Vorratsdatenspeicherung auch in Tschechien ein Fall fürs Verfassungsgericht

Vorratsdatenspeicherung – schon das Wort klingt bedrohlich. Sechs Monate lang müssen Telefongesellschaften speichern, wer mit wem wann telefoniert oder Kurznachrichten und E-Mails ausgetauscht hat. So will es eine EU-Richtlinie. Doch in Deutschland würde die zur Terrorismusbekämpfung gedachte Bestimmung zur Verfolgung von Bagatelldelikten missbraucht. Und dies sei nicht mit dem Grundgesetz vereinbar, befanden in der vergangenen Woche die Bundesverfassungsrichter in Karlsruhe. Vor dem Hintergrund des deutschen Urteils ist nun auch in Tschechien eine Debatte über die Verwendung der Daten entbrannt.
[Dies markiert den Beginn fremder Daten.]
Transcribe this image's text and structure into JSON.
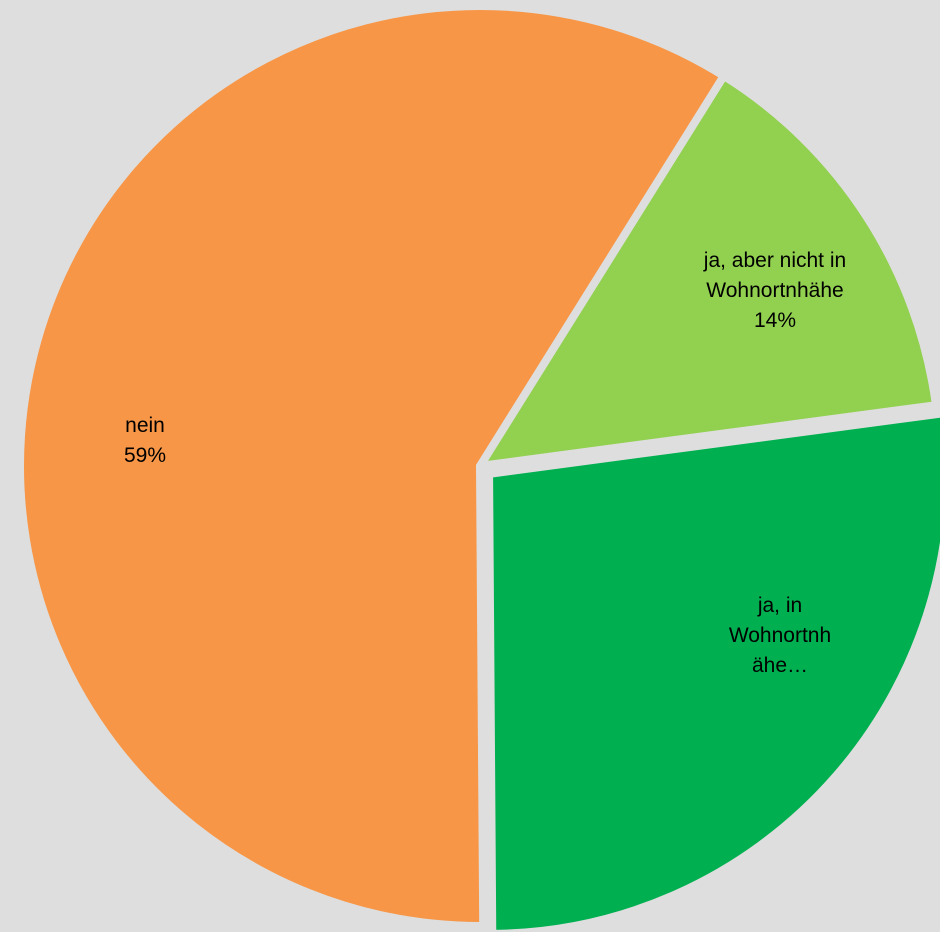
{
  "chart_data": {
    "type": "pie",
    "background_color": "#DEDEDE",
    "slices": [
      {
        "category": "ja, aber nicht in Wohnortnhähe",
        "value": 14,
        "value_label": "14%",
        "color": "#92D050",
        "label_lines": [
          "ja, aber nicht in",
          "Wohnortnhähe",
          "14%"
        ]
      },
      {
        "category": "ja, in Wohnortnhähe",
        "value": 27,
        "value_label": "",
        "color": "#00B050",
        "label_lines": [
          "ja, in",
          "Wohnortnh",
          "ähe…"
        ]
      },
      {
        "category": "nein",
        "value": 59,
        "value_label": "59%",
        "color": "#F79646",
        "label_lines": [
          "nein",
          "59%"
        ]
      }
    ],
    "start_angle_deg": 32,
    "direction": "clockwise",
    "exploded_category": "ja, in Wohnortnhähe"
  }
}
Wie in Deutschland müssen auch in Tschechien Telefongesellschaften und Internet-Provider erfassen, wer wann wo mit wem telefoniert oder Nachrichten ausgetauscht hat. Ein halbes Jahr lang müssen die Daten gespeichert und bei Bedarf den Behörden zur Verfügung gestellt werden. Doch was von der EU eigentlich als Maßnahme zur Bekämpfung des Terrorismus gedacht war, wird auch hierzulande zur Verfolgung des sprichwörtlichen Eierdiebes genutzt.

„Grob geschätzt bekommen wir von den Behörden Zehntausende Anfragen pro Jahr. Das macht mehrere Hundert bis eintausend Anfragen pro Tag“, so Jiří Janeček von der Telefongesellschaft T-Mobile im Tschechischen Fernsehen. Die anderen Telekom-Anbieter sprechen von ähnlichen Zahlen. Experten schätzen, dass Polizei und Staatsanwaltschaft pro Jahr rund 100.000 Rufdaten-Auskünfte anfordern. Die Polizei will diese Zahl nicht kommentieren, bestätigt aber:

„Diese Daten helfen uns sehr bei der Aufklärung von Straftaten und dazu verwenden wir sie auch“, so die Sprecherin der Kriminalpolizei, Pavla Kopecká. Eine Praxis, die einer Gruppe von Abgeordneten nicht gefällt. Sie wollen nun, dass wie in Deutschland das Verfassungsgericht die Vorratsdatenspeicherung überprüft:

„Entweder, wir haben Hunderttausende Terroristen im Land, oder die Polizei fordert die Daten bei jedem Bagatelldelikt an. Nach zwei Jahren zeigt sich, dass dieses Gesetz nicht zur Terrorabwehr dient, sondern zur Bespitzelung aller Bürger“, erläuterte der bürgerdemokratische Abgeordnete Marek Benda im Tschechischen Fernsehen. Er kritisiert außerdem, dass der Staat den Telefongesellschaften mehrere Hunderttausend Euro pro Jahr für die Datenspeicherung bezahlt.

Die Verfassungsbeschwerde soll in den nächsten Tagen eingereicht werden. Das Urteil der Brünner Richter darf mit Spannung erwartet werden.